UK’s ‘Big Society’ guru tutors Australian Libs


In June 2011 Tony Abbott introduced the director of a UK think tank who presented a keynote address to a conference convened by the Menzies Research Institute, the Liberal Party’s in-house think tank. 

Abbott welcomed ResPublica’s CEO Phillip Blond as a ‘friend of Australia’. During his Australian visit, Blond also briefed Opposition cabinet members and local government officials and published a critique of the Australian political landscape in which he advocated major changes to the relationship between the public, private and community sectors.

Blond’s visit went largely unreported at the time. Why should his visit matter to Challenge readers? Why should Australians care about public sector changes in the UK?

In the UK, Philip Blond is known as a principal architect of David Cameron’s ‘Big Society’ agenda. Under this radical reform program, the UK Government is slashing hundreds of thousands of Government jobs and outsourcing massive chunks of the public sector, while promising to strengthen communities, encourage volunteerism and entrepreneurialism and diversify service provision.

This debate has run hot since David Cameron’s election as Prime Minister in May 2010. Cameron’s changes are quickly fulfilling his election promise to ‘redefine the role of the state as a provider of public services’. Initially marketed as a strategy to empower communities, encourage a diversity of service providers, and foster volunteerism and mutualism, the ‘Big Society’ changes coincided with an £81 billion reduction in public spending.

In the UK, the ‘Big Society’ debate about the role and size of the public sector, and the corresponding roles of the corporate and community sectors, receives prominent daily media coverage. This is not the case in Australia, where the mainstream media tends to ignore any serious consideration of public sector issues.

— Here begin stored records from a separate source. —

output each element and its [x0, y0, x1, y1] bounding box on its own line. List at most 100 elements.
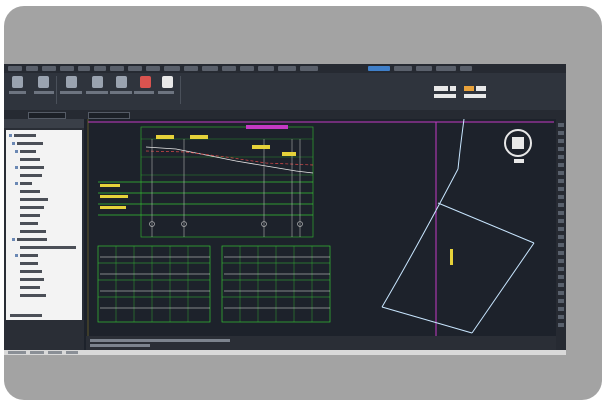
tree-expand-icon[interactable] — [12, 142, 15, 145]
status-item[interactable] — [66, 351, 78, 354]
tree-item[interactable] — [17, 142, 43, 145]
ribbon-tab[interactable] — [26, 66, 38, 71]
ribbon-tab[interactable] — [8, 66, 22, 71]
view-selector[interactable] — [28, 112, 66, 119]
ribbon-tab[interactable] — [184, 66, 198, 71]
toolbar-tool-icon[interactable] — [558, 259, 564, 263]
ribbon-tool-icon[interactable] — [140, 76, 151, 88]
ribbon-tool-icon[interactable] — [162, 76, 173, 88]
tree-item[interactable] — [20, 198, 48, 201]
tree-item[interactable] — [20, 222, 38, 225]
ribbon-tool-icon[interactable] — [450, 86, 456, 91]
ribbon-tab[interactable] — [394, 66, 412, 71]
tree-item[interactable] — [17, 238, 47, 241]
toolbar-tool-icon[interactable] — [558, 139, 564, 143]
toolbar-tool-icon[interactable] — [558, 267, 564, 271]
toolbar-tool-icon[interactable] — [558, 171, 564, 175]
ribbon-tool-icon[interactable] — [464, 94, 486, 98]
toolbar-tool-icon[interactable] — [558, 163, 564, 167]
toolbar-tool-icon[interactable] — [558, 155, 564, 159]
tree-expand-icon[interactable] — [15, 254, 18, 257]
ribbon-tab[interactable] — [110, 66, 124, 71]
toolbar-tool-icon[interactable] — [558, 227, 564, 231]
command-line[interactable] — [86, 336, 556, 350]
tree-item[interactable] — [20, 190, 40, 193]
toolbar-tool-icon[interactable] — [558, 123, 564, 127]
tree-item[interactable] — [20, 246, 76, 249]
command-input[interactable] — [90, 344, 150, 347]
tree-item[interactable] — [20, 230, 46, 233]
tree-item[interactable] — [20, 262, 38, 265]
toolbar-tool-icon[interactable] — [558, 307, 564, 311]
tree-expand-icon[interactable] — [12, 238, 15, 241]
ribbon-tool-icon[interactable] — [434, 86, 448, 91]
toolbar-tool-icon[interactable] — [558, 275, 564, 279]
tree-item[interactable] — [10, 314, 42, 317]
ribbon-tool-icon[interactable] — [464, 86, 474, 91]
toolbar-tool-icon[interactable] — [558, 243, 564, 247]
ribbon-tab[interactable] — [436, 66, 456, 71]
tree-item[interactable] — [20, 286, 40, 289]
toolbar-tool-icon[interactable] — [558, 147, 564, 151]
tree-item[interactable] — [20, 254, 38, 257]
ribbon-tool-icon[interactable] — [66, 76, 77, 88]
style-selector[interactable] — [88, 112, 130, 119]
toolbar-tool-icon[interactable] — [558, 323, 564, 327]
toolbar-tool-icon[interactable] — [558, 315, 564, 319]
ribbon-tool-icon[interactable] — [38, 76, 49, 88]
toolbar-tool-icon[interactable] — [558, 179, 564, 183]
tree-item[interactable] — [20, 214, 40, 217]
tree-item[interactable] — [20, 270, 42, 273]
ribbon-tab[interactable] — [240, 66, 254, 71]
toolbar-tool-icon[interactable] — [558, 195, 564, 199]
tree-item[interactable] — [20, 206, 44, 209]
ribbon-tab[interactable] — [416, 66, 432, 71]
model-space-canvas[interactable] — [86, 118, 556, 350]
ribbon-tab[interactable] — [128, 66, 142, 71]
toolbar-tool-icon[interactable] — [558, 131, 564, 135]
toolbar-tool-icon[interactable] — [558, 235, 564, 239]
toolbar-tool-icon[interactable] — [558, 187, 564, 191]
tree-item[interactable] — [14, 134, 36, 137]
tree-item[interactable] — [20, 158, 40, 161]
ribbon-tab-active[interactable] — [368, 66, 390, 71]
tree-item[interactable] — [20, 166, 44, 169]
ribbon-tab[interactable] — [278, 66, 296, 71]
toolbar-tool-icon[interactable] — [558, 203, 564, 207]
ribbon-tab[interactable] — [60, 66, 74, 71]
ribbon-tab[interactable] — [222, 66, 236, 71]
status-item[interactable] — [30, 351, 44, 354]
toolbar-tool-icon[interactable] — [558, 251, 564, 255]
ribbon-tab[interactable] — [78, 66, 90, 71]
status-item[interactable] — [48, 351, 62, 354]
tree-item[interactable] — [20, 174, 42, 177]
toolbar-tool-icon[interactable] — [558, 299, 564, 303]
tree-item[interactable] — [20, 150, 36, 153]
tree-item[interactable] — [20, 294, 46, 297]
status-item[interactable] — [8, 351, 26, 354]
tree-expand-icon[interactable] — [15, 150, 18, 153]
ribbon-tab[interactable] — [42, 66, 56, 71]
ribbon-tool-icon[interactable] — [12, 76, 23, 88]
ribbon-tool-icon[interactable] — [434, 94, 456, 98]
ribbon-tab[interactable] — [300, 66, 318, 71]
ribbon-tool-icon[interactable] — [116, 76, 127, 88]
project-tree[interactable] — [6, 130, 82, 320]
tree-expand-icon[interactable] — [9, 134, 12, 137]
tree-item[interactable] — [20, 182, 32, 185]
ribbon-tab[interactable] — [164, 66, 180, 71]
ribbon-tool-icon[interactable] — [92, 76, 103, 88]
toolbar-tool-icon[interactable] — [558, 283, 564, 287]
tree-expand-icon[interactable] — [15, 166, 18, 169]
tree-expand-icon[interactable] — [15, 182, 18, 185]
tree-item[interactable] — [20, 278, 44, 281]
toolbar-tool-icon[interactable] — [558, 211, 564, 215]
toolbar-tool-icon[interactable] — [558, 291, 564, 295]
ribbon-tool-icon[interactable] — [476, 86, 486, 91]
ribbon-tab[interactable] — [146, 66, 160, 71]
ribbon-tab[interactable] — [94, 66, 106, 71]
ribbon-tab[interactable] — [460, 66, 472, 71]
ribbon-tab[interactable] — [202, 66, 218, 71]
ribbon-tab[interactable] — [258, 66, 274, 71]
toolbar-tool-icon[interactable] — [558, 219, 564, 223]
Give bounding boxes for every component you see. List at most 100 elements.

Many Australians are unaware that our national public service is currently experiencing dramatic cuts. Late last year, the Gillard Government reduced the public service budget by $2.2 billion by increasing the ‘efficiency dividend’ from 1.5% to 4%. This measure and the public sector budget cuts announced in the May 2012 budget are forcing agencies and departments to retrench thousands of public servants and scale back services in order to achieve a modest surplus.

This is little hope of reprieve in sight, as the Liberal Opposition has pledged to retrench 12,000 Australian Public Service employees ‘for starters’ if elected, and to slash a staggering $70 billion from government spending. These cuts, like those currently occurring, directly impact on the services we receive and on our society.

In Australia’s increasingly uncertain political environment, it is vitally important that we learn as much as it can about the reality of the UK’s Big Society in order to understand what these changes would mean here.